‘Moving beyond the depths of crisis’: Federal Reserve hikes rates


The US Federal Reserve has hiked interest rates for the first time in nine years, increasing rates by 25 basis points.

The Federal Open Market Committee decided to move rates up from the target rate of between 0 and 0.25 per cent, which it has been at since November 2008. The target main policy rate is now 0.25 to 0.5 per cent.

The markets reacted well to the move, with the S&P 500 jumping 1.45 per cent as the Federal Reserve made the announcement.

A statement from the FOMC said: “The committee judges that there has been considerable improvement in labour market conditions this year, and it is reasonably confident that inflation will rise, over the medium term, to its two per cent objective.”

The 12 members of the committee voted unanimously for the hike.

The move was widely expected by markets, with experts saying it is a symbolic move rather than being likely to have a real impact on the economy.

Rowan Dartington Signature managing director Guy Stephens says: “It signals that the American economy has finally moved beyond the depths of the worst financial crisis since the great depression and into a period of sustained economic prosperity, or at least that’s the plan.

“Current projections suggest that the base rate will be around the 1.50 per cent mark by the end of next year, consistent with the view that the process will be slow and gradual.”

Ahead of the move, commentators said that most of the market impact was already priced in, with there being around an 80 per cent expectation of the raise going into the FOMC meeting.

Nutmeg chief investment officer Shaun Port says: “Tightening is a sign of healing.
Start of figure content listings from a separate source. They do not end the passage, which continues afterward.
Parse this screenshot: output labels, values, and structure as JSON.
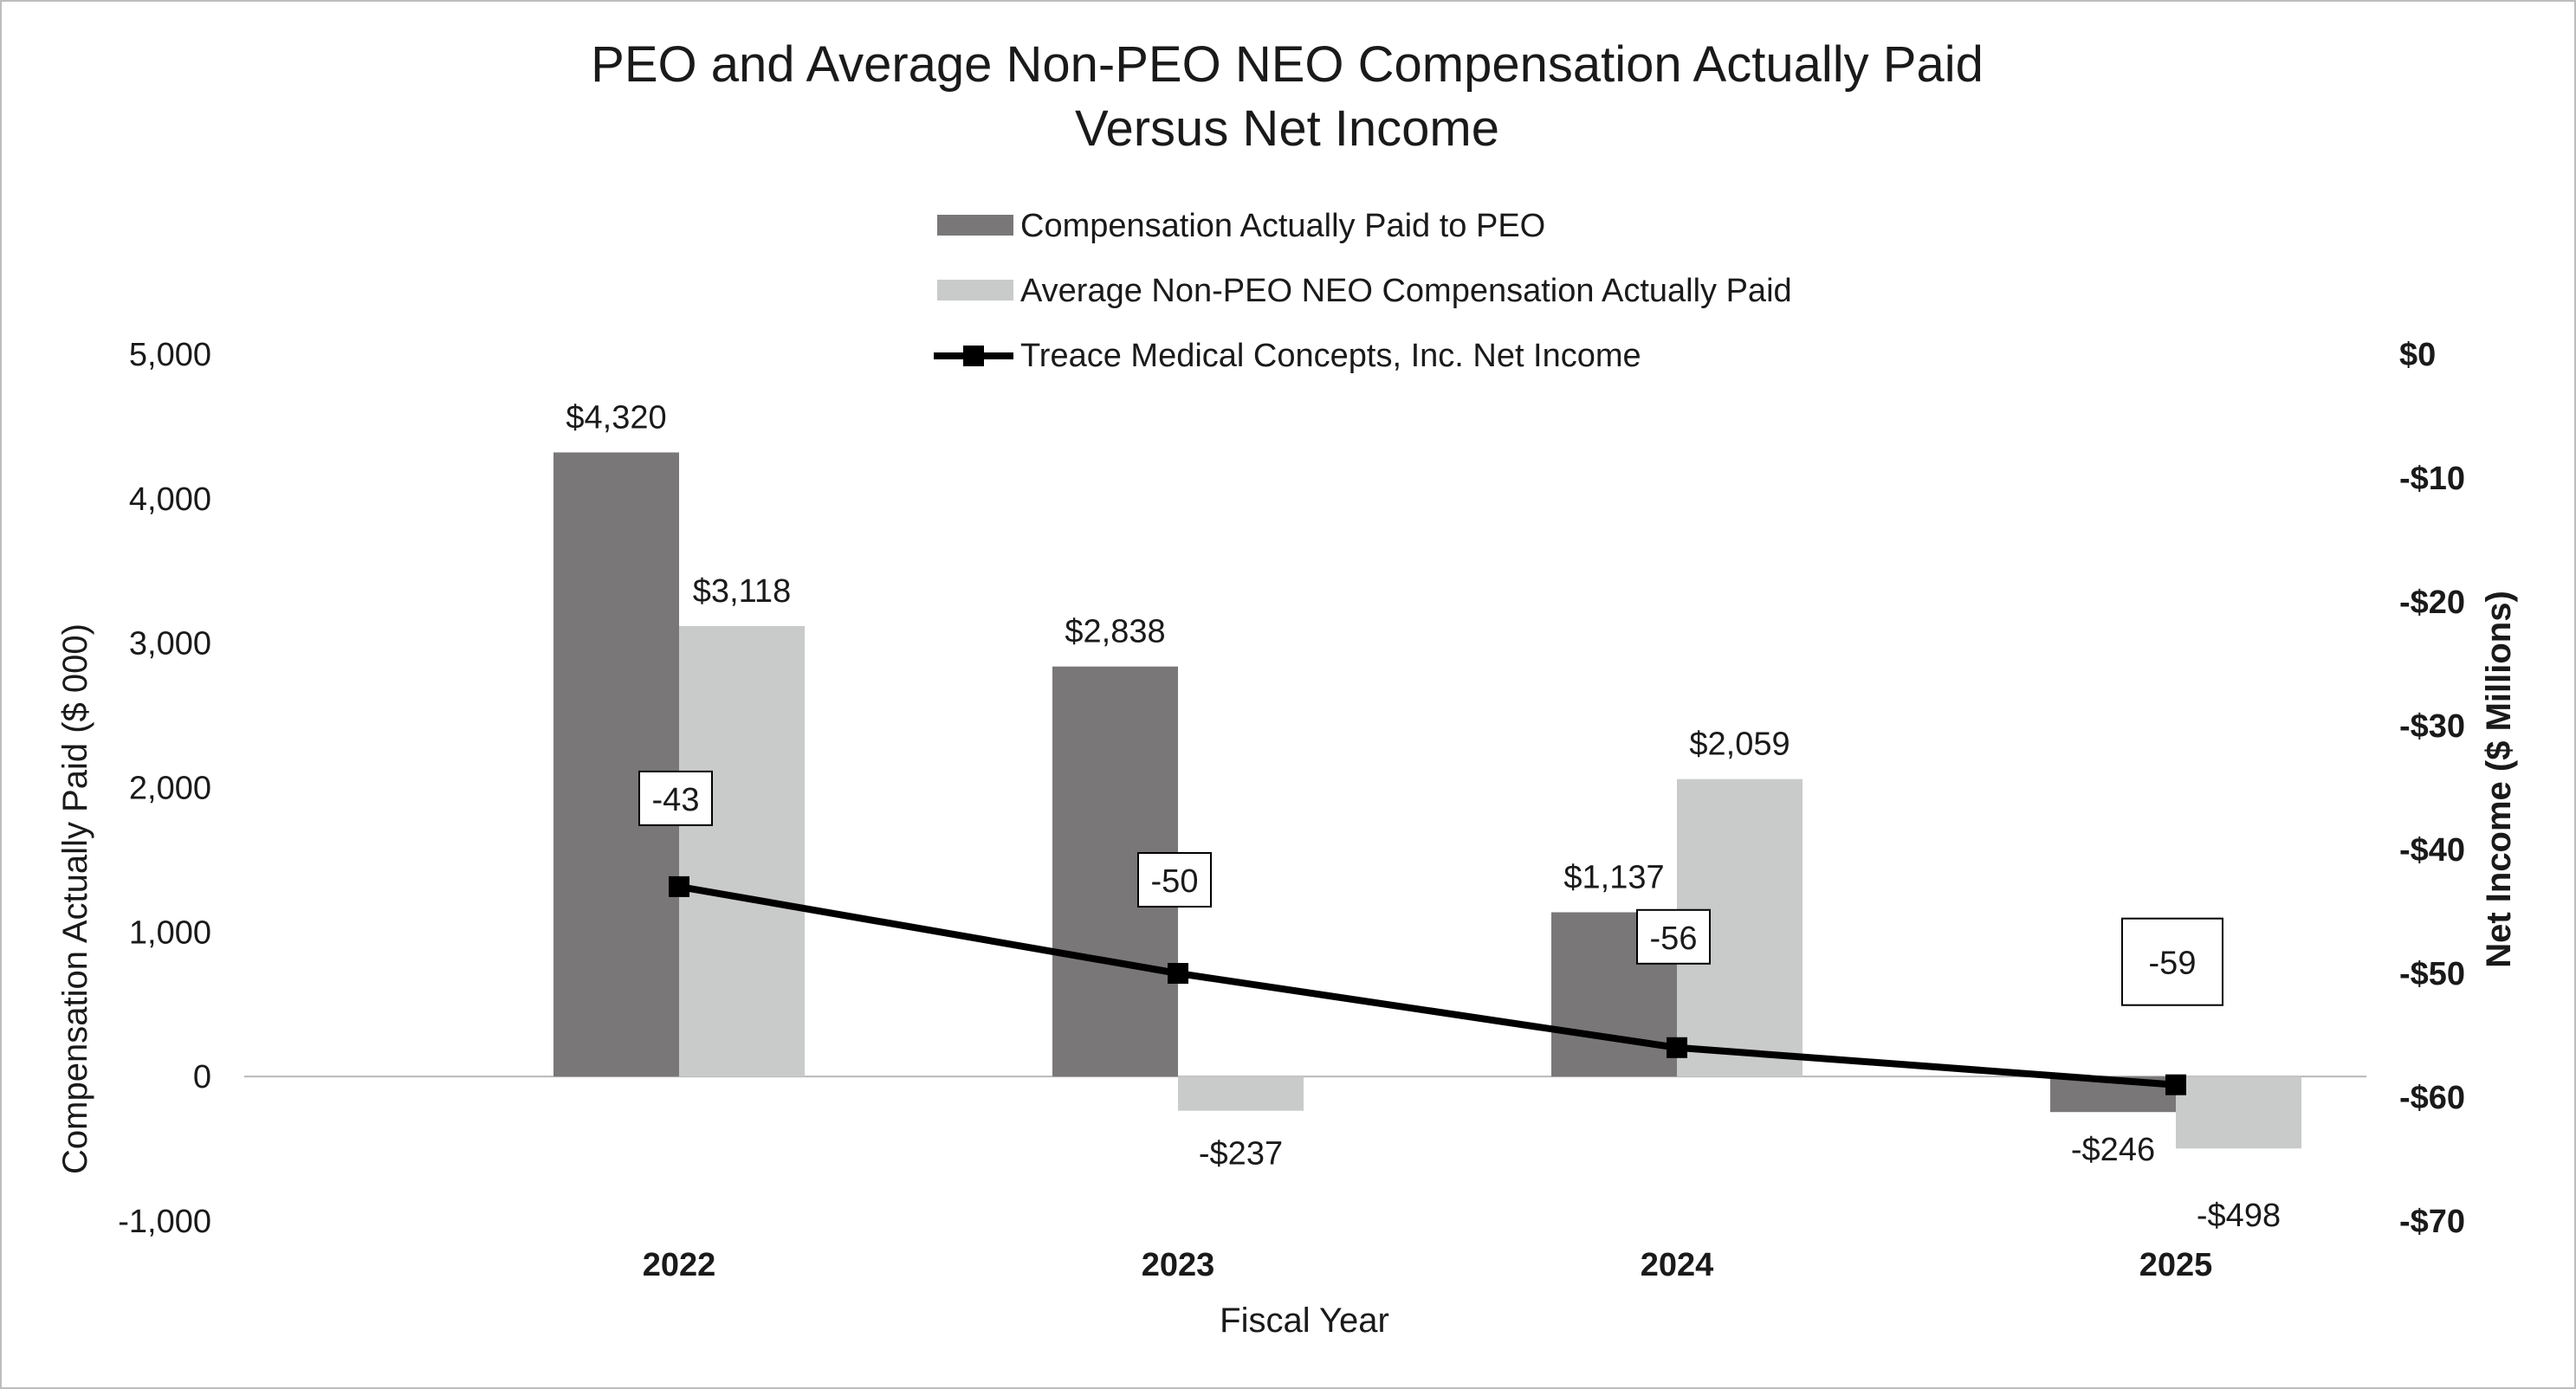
{
  "chart_data": {
    "type": "bar",
    "title_lines": [
      "PEO and Average Non-PEO NEO Compensation Actually Paid",
      "Versus Net Income"
    ],
    "xlabel": "Fiscal Year",
    "ylabel": "Compensation Actually Paid ($ 000)",
    "y2label": "Net Income ($ Millions)",
    "categories": [
      "2022",
      "2023",
      "2024",
      "2025"
    ],
    "ylim": [
      -1000,
      5000
    ],
    "yticks": [
      "5,000",
      "4,000",
      "3,000",
      "2,000",
      "1,000",
      "0",
      "-1,000"
    ],
    "ytick_values": [
      5000,
      4000,
      3000,
      2000,
      1000,
      0,
      -1000
    ],
    "y2lim": [
      -70,
      0
    ],
    "y2ticks": [
      "$0",
      "-$10",
      "-$20",
      "-$30",
      "-$40",
      "-$50",
      "-$60",
      "-$70"
    ],
    "y2tick_values": [
      0,
      -10,
      -20,
      -30,
      -40,
      -50,
      -60,
      -70
    ],
    "series": [
      {
        "name": "Compensation Actually Paid to PEO",
        "kind": "bar",
        "color": "#7a7778",
        "values": [
          4320,
          2838,
          1137,
          -246
        ],
        "labels": [
          "$4,320",
          "$2,838",
          "$1,137",
          "-$246"
        ]
      },
      {
        "name": "Average Non-PEO NEO Compensation Actually Paid",
        "kind": "bar",
        "color": "#c9caca",
        "values": [
          3118,
          -237,
          2059,
          -498
        ],
        "labels": [
          "$3,118",
          "-$237",
          "$2,059",
          "-$498"
        ]
      },
      {
        "name": "Treace Medical Concepts, Inc. Net Income",
        "kind": "line",
        "axis": "right",
        "color": "#000000",
        "values": [
          -43,
          -50,
          -56,
          -59
        ],
        "labels": [
          "-43",
          "-50",
          "-56",
          "-59"
        ]
      }
    ],
    "legend_position": "top-center",
    "grid": false
  }
}
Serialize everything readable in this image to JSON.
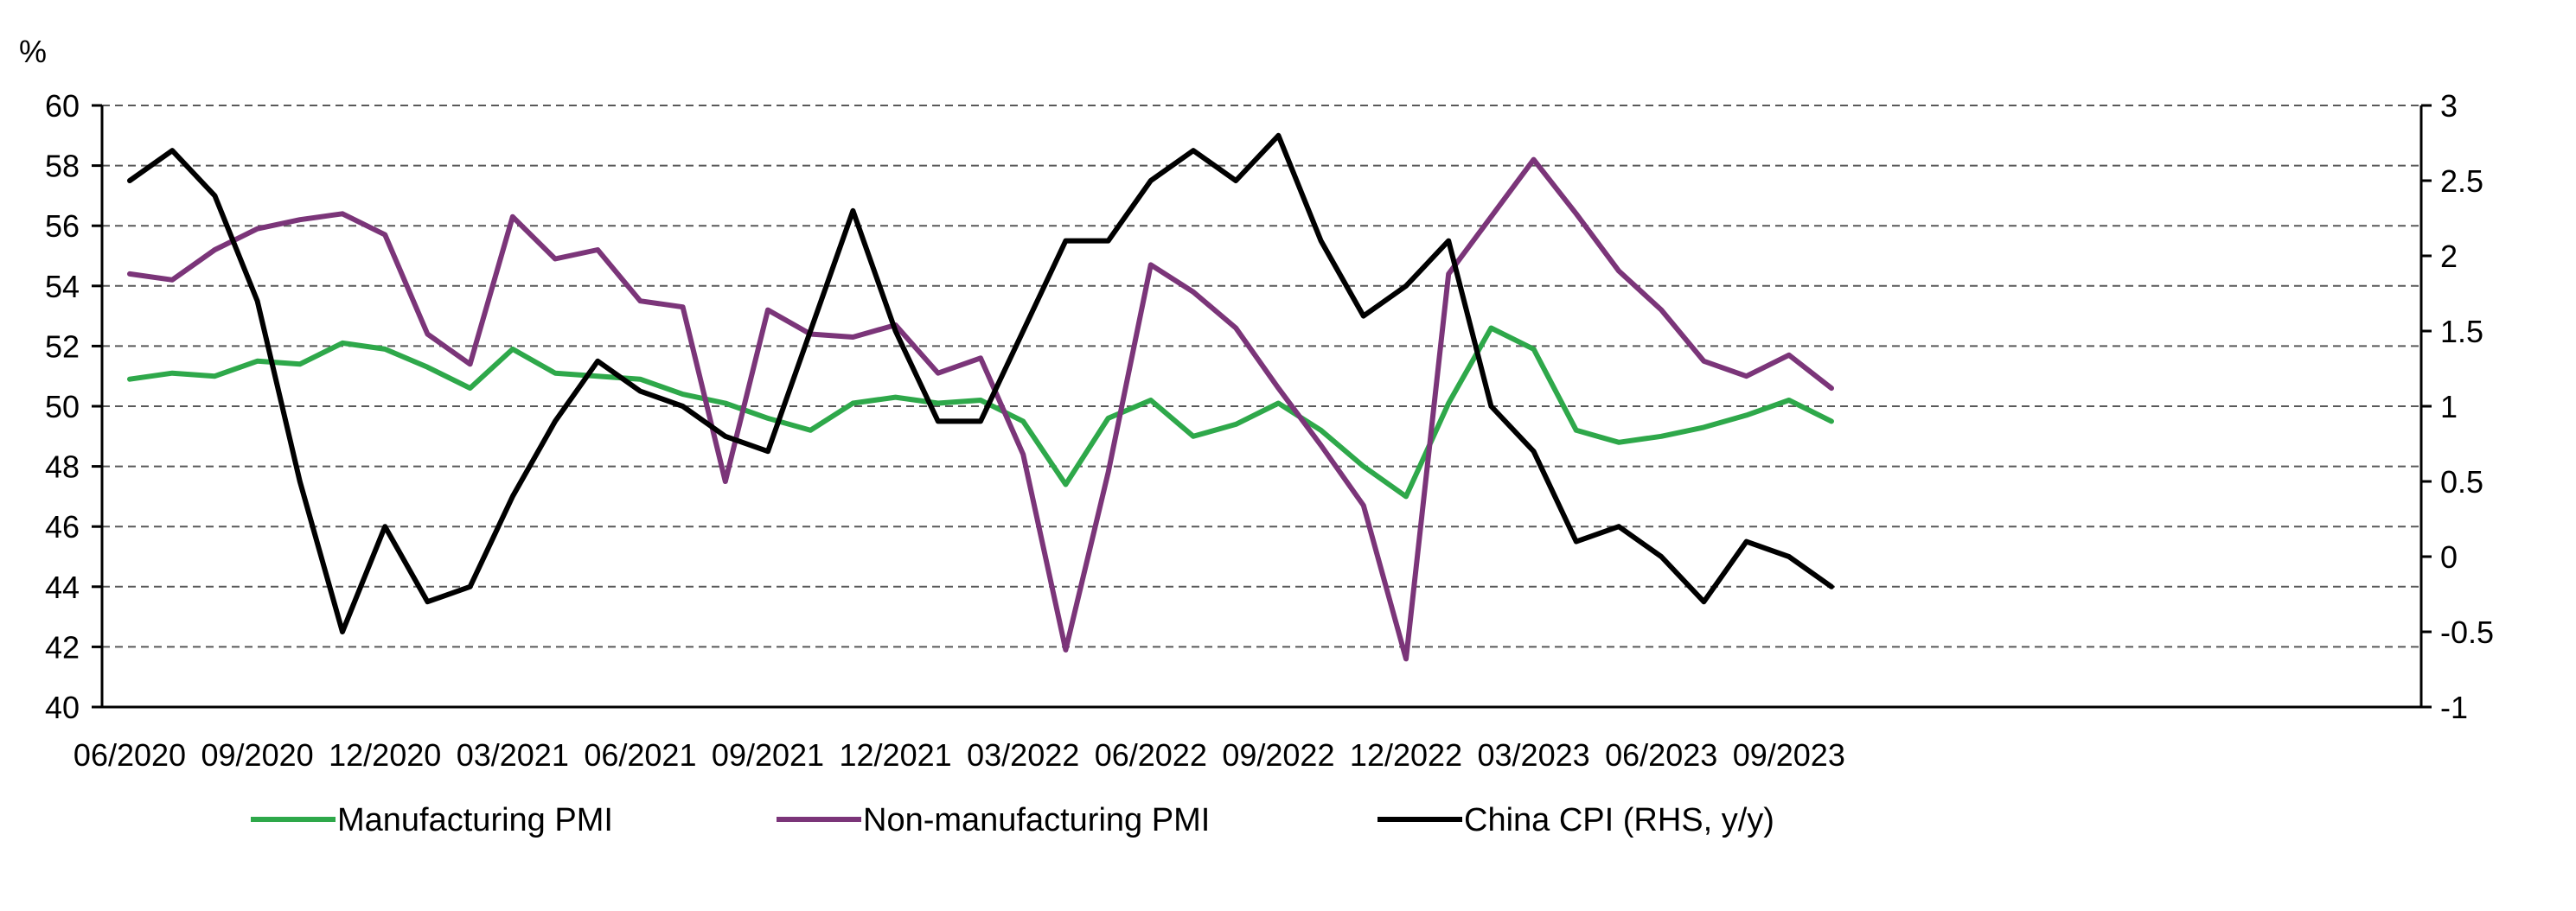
{
  "chart_data": {
    "type": "line",
    "y_unit_label": "%",
    "x": [
      "06/2020",
      "07/2020",
      "08/2020",
      "09/2020",
      "10/2020",
      "11/2020",
      "12/2020",
      "01/2021",
      "02/2021",
      "03/2021",
      "04/2021",
      "05/2021",
      "06/2021",
      "07/2021",
      "08/2021",
      "09/2021",
      "10/2021",
      "11/2021",
      "12/2021",
      "01/2022",
      "02/2022",
      "03/2022",
      "04/2022",
      "05/2022",
      "06/2022",
      "07/2022",
      "08/2022",
      "09/2022",
      "10/2022",
      "11/2022",
      "12/2022",
      "01/2023",
      "02/2023",
      "03/2023",
      "04/2023",
      "05/2023",
      "06/2023",
      "07/2023",
      "08/2023",
      "09/2023",
      "10/2023"
    ],
    "x_tick_labels": [
      "06/2020",
      "09/2020",
      "12/2020",
      "03/2021",
      "06/2021",
      "09/2021",
      "12/2021",
      "03/2022",
      "06/2022",
      "09/2022",
      "12/2022",
      "03/2023",
      "06/2023",
      "09/2023"
    ],
    "y_left": {
      "min": 40,
      "max": 60,
      "ticks": [
        "40",
        "42",
        "44",
        "46",
        "48",
        "50",
        "52",
        "54",
        "56",
        "58",
        "60"
      ]
    },
    "y_right": {
      "min": -1,
      "max": 3,
      "ticks": [
        "-1",
        "-0.5",
        "0",
        "0.5",
        "1",
        "1.5",
        "2",
        "2.5",
        "3"
      ]
    },
    "grid": true,
    "legend_position": "bottom",
    "series": [
      {
        "name": "Manufacturing PMI",
        "axis": "left",
        "color": "#2ea84a",
        "values": [
          50.9,
          51.1,
          51.0,
          51.5,
          51.4,
          52.1,
          51.9,
          51.3,
          50.6,
          51.9,
          51.1,
          51.0,
          50.9,
          50.4,
          50.1,
          49.6,
          49.2,
          50.1,
          50.3,
          50.1,
          50.2,
          49.5,
          47.4,
          49.6,
          50.2,
          49.0,
          49.4,
          50.1,
          49.2,
          48.0,
          47.0,
          50.1,
          52.6,
          51.9,
          49.2,
          48.8,
          49.0,
          49.3,
          49.7,
          50.2,
          49.5
        ]
      },
      {
        "name": "Non-manufacturing PMI",
        "axis": "left",
        "color": "#7b3579",
        "values": [
          54.4,
          54.2,
          55.2,
          55.9,
          56.2,
          56.4,
          55.7,
          52.4,
          51.4,
          56.3,
          54.9,
          55.2,
          53.5,
          53.3,
          47.5,
          53.2,
          52.4,
          52.3,
          52.7,
          51.1,
          51.6,
          48.4,
          41.9,
          47.8,
          54.7,
          53.8,
          52.6,
          50.6,
          48.7,
          46.7,
          41.6,
          54.4,
          56.3,
          58.2,
          56.4,
          54.5,
          53.2,
          51.5,
          51.0,
          51.7,
          50.6
        ]
      },
      {
        "name": "China CPI (RHS, y/y)",
        "axis": "right",
        "color": "#000000",
        "values": [
          2.5,
          2.7,
          2.4,
          1.7,
          0.5,
          -0.5,
          0.2,
          -0.3,
          -0.2,
          0.4,
          0.9,
          1.3,
          1.1,
          1.0,
          0.8,
          0.7,
          1.5,
          2.3,
          1.5,
          0.9,
          0.9,
          1.5,
          2.1,
          2.1,
          2.5,
          2.7,
          2.5,
          2.8,
          2.1,
          1.6,
          1.8,
          2.1,
          1.0,
          0.7,
          0.1,
          0.2,
          0.0,
          -0.3,
          0.1,
          0.0,
          -0.2
        ]
      }
    ]
  }
}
Healing balance sheets and rising nominal anchors such as wage growth and core inflation are all positive for equity assets, and detrimental for assets with fixed income components.”

With the Fed having begun it’s tightening programme, all eyes are now on Mark Carney and the Bank of England. It was previously expected that the UK would follow six to 12 months after the US, but that could be shifted forward.

Port add: “After the Fed lifts off and bond yields rise, the Bank of England will increasingly look embarrassingly behind the curve.

However, Hargreaves Lansdown head of research Mark Dampier believes that this does not necessarily mark the start of a hiking cycle for the US, instead thinking cuts could happen next year.

He says: “They may well have to bring them back down again, and I don’t think UK rates will go up in the next few years, they could even be cut.”